En tal caso, ¿en qué se diferenciaría esta tarea de la común y corriente, llevada a cabo en
todo tipo de pedagogía? Y, desde lo más hondo, aflora la sospecha: ¿cómo se explican, en
tal caso, las solemnes promesas de Cristo acerca del acompañamiento “divino”, diverso de
la providencia general, si no es posible percibir en la historia del dogma un resultado
cualitativamente superior al de cualquier otro procedimiento de investigación?
A propósito, se nos vuelve imperioso señalar al lector el paciente y sagaz
desenmascaramiento llevado a cabo por Bojorge sobre un texto, donde Segundo descarga
su acibarado descrédito contra un pronunciamiento de S. Pío X°, que, tal como él lo
presenta, fuera de su trama más amplia y, hasta falsificando frases, repugnará a los esprits
forts, que repudiarán al papa y aplaudirán al valiente profeta “católico” que se le opone.

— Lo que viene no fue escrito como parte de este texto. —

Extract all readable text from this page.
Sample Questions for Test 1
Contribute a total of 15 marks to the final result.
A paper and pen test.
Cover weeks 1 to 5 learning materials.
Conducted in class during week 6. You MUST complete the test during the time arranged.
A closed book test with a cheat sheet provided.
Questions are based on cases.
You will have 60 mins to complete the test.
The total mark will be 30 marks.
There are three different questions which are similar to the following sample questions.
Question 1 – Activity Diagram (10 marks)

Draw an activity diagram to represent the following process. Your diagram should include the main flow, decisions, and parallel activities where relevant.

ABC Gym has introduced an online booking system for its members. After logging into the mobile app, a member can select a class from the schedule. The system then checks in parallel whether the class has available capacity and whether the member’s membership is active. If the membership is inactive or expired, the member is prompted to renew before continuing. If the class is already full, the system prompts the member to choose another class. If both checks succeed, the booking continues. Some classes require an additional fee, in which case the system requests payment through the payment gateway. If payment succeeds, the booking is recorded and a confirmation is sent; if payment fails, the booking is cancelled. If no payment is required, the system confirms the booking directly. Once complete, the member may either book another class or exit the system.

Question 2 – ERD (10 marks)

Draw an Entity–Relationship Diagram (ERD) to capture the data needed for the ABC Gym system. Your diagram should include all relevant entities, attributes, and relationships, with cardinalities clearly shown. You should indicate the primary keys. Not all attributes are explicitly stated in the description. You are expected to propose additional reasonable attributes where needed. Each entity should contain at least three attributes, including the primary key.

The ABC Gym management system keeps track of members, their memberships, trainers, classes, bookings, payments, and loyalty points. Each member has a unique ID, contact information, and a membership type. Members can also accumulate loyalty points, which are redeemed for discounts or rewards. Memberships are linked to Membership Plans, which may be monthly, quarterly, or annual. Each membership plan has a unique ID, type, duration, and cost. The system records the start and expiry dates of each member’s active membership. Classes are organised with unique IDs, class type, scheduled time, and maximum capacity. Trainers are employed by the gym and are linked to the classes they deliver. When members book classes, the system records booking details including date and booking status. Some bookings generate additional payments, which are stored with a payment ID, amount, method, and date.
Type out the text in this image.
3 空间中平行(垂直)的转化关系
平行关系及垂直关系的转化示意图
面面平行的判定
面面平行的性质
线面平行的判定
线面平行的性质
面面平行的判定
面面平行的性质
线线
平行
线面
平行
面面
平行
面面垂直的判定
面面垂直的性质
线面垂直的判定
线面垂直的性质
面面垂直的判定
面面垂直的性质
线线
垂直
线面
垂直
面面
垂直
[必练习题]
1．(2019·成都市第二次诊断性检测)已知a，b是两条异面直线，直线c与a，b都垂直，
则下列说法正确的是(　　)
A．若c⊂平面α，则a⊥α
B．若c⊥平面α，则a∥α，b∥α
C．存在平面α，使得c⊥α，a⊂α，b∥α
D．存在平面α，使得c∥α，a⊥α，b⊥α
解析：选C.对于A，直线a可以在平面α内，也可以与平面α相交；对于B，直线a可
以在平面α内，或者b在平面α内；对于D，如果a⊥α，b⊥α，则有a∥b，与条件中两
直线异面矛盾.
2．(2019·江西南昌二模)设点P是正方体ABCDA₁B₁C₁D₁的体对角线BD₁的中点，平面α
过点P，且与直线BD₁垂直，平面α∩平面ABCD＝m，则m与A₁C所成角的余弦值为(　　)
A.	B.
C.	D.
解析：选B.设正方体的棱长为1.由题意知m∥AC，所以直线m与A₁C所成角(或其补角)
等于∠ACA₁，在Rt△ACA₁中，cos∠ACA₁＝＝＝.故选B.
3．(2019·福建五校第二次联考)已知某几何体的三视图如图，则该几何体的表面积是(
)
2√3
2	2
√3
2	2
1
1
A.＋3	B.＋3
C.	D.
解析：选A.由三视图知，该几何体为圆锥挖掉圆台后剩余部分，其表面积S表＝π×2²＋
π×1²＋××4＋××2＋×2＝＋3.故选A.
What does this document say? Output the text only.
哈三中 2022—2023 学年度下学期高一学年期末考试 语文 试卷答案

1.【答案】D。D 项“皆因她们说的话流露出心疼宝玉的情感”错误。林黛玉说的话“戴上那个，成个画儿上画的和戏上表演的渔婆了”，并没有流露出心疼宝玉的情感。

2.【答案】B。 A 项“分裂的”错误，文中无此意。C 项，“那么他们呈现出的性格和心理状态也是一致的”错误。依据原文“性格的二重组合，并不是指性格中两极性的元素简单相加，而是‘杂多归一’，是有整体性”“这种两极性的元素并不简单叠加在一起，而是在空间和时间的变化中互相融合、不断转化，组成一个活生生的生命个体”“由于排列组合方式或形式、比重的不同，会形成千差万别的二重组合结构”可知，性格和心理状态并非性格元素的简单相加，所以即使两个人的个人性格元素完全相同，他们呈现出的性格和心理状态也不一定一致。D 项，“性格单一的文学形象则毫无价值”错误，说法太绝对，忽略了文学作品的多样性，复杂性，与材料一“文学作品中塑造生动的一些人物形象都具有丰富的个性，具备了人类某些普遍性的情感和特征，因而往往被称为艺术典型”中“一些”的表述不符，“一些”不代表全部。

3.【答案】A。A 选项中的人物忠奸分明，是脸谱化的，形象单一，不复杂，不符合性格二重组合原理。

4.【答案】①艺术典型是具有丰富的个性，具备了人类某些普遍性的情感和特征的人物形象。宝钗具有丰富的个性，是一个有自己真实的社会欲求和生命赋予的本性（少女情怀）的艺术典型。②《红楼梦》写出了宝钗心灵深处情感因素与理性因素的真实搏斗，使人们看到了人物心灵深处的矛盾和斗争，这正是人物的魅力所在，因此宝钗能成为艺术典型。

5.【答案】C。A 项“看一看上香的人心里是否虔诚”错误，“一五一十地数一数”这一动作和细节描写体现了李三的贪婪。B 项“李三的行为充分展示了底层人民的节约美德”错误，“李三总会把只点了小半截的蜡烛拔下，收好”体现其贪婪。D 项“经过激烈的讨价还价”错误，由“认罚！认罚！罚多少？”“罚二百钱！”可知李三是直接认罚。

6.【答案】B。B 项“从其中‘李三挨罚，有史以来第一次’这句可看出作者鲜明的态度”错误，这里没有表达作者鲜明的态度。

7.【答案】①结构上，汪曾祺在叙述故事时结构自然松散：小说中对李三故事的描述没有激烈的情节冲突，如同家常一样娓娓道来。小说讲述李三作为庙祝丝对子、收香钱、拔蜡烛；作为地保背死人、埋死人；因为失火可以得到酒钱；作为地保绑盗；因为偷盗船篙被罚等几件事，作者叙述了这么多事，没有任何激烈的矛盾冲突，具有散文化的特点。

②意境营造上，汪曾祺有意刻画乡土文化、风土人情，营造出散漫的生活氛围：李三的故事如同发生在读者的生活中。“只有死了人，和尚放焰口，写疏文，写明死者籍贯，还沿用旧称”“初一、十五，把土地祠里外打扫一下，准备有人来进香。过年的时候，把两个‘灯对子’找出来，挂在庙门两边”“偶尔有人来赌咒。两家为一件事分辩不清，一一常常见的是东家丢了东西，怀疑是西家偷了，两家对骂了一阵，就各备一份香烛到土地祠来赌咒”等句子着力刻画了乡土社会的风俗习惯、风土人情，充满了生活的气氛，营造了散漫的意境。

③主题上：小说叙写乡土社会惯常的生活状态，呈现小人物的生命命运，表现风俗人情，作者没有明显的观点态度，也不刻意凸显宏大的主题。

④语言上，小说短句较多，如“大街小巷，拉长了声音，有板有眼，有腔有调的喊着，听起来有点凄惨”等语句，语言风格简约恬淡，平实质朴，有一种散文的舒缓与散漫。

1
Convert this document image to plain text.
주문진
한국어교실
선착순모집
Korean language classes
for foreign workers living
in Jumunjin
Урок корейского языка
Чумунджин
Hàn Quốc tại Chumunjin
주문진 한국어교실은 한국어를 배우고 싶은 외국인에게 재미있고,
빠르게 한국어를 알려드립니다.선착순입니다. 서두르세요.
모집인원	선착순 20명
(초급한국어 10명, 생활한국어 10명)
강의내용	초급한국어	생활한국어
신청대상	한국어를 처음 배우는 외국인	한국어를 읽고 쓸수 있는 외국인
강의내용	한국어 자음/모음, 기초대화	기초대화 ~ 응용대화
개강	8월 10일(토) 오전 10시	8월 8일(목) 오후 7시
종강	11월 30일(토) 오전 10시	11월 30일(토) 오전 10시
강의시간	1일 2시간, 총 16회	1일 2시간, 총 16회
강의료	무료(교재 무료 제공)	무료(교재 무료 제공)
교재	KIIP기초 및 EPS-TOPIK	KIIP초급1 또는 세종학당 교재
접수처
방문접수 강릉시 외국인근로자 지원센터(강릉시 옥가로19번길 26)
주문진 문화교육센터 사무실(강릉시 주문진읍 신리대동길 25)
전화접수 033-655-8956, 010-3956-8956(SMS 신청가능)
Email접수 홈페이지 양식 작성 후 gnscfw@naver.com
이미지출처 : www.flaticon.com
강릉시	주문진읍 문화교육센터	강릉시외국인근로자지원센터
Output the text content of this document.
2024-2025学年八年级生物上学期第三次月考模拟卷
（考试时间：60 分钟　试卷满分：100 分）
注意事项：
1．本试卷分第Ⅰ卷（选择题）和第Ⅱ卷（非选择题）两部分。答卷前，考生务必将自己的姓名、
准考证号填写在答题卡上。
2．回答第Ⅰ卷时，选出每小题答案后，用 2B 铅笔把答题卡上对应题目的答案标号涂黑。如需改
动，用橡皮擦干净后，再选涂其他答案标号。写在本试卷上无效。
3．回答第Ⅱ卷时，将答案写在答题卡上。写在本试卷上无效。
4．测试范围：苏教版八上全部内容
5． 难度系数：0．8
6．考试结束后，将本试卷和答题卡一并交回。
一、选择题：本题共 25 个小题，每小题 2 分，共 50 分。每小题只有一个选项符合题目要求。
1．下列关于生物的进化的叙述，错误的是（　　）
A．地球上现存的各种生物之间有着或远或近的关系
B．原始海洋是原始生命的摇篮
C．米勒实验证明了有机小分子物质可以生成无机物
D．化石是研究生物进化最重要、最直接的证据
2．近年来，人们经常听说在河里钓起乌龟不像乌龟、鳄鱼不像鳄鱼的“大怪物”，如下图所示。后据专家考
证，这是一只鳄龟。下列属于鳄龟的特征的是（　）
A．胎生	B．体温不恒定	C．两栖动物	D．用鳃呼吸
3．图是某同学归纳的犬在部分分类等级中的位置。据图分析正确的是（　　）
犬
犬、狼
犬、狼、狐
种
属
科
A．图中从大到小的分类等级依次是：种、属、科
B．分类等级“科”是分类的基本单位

Segundo llega al colmo de presentar como “despótico” el acto pontificio que aboga por la
libertad de la Iglesia francesa. Similares “posturas valientes”, a costa de manipulaciones
varias, saca a la luz Bojorge en la apreciación que Segundo brinda del Syllabus del beato
Pío IX° (119 – 122). En referencia, a este mismo acto magisterial y con muy buen tino, trae
Bojorge a colación los comentarios de otro ilustre uruguayo, Mons. M. Soler, mucho más
“actual” y centrado que las “sospechas modernas” de Segundo.
Hoy en día, cuando casi nadie lee, ni se entrega al arduo trabajo de cotejar fuentes, la
ayuda que aporta Bojorge es un bienvenido entrenamiento, para que una sincera
confrontación, alejada de juegos de sensibilidades heridas, capillismos, o cultos de
personalidad, disponga de instrumentos aptos para poder guiarse con conocimiento de
causa y no sólo a fuerza de golpes propagandísticos. Ya muchos habían advertido que, para
calibrar el modo en que Segundo utiliza los textos, es siempre aconsejable consultar “todo”
el contexto.
Parecida fluidez fofa y acomodaticia atribuye el autor uruguayo a la misma Sagrada.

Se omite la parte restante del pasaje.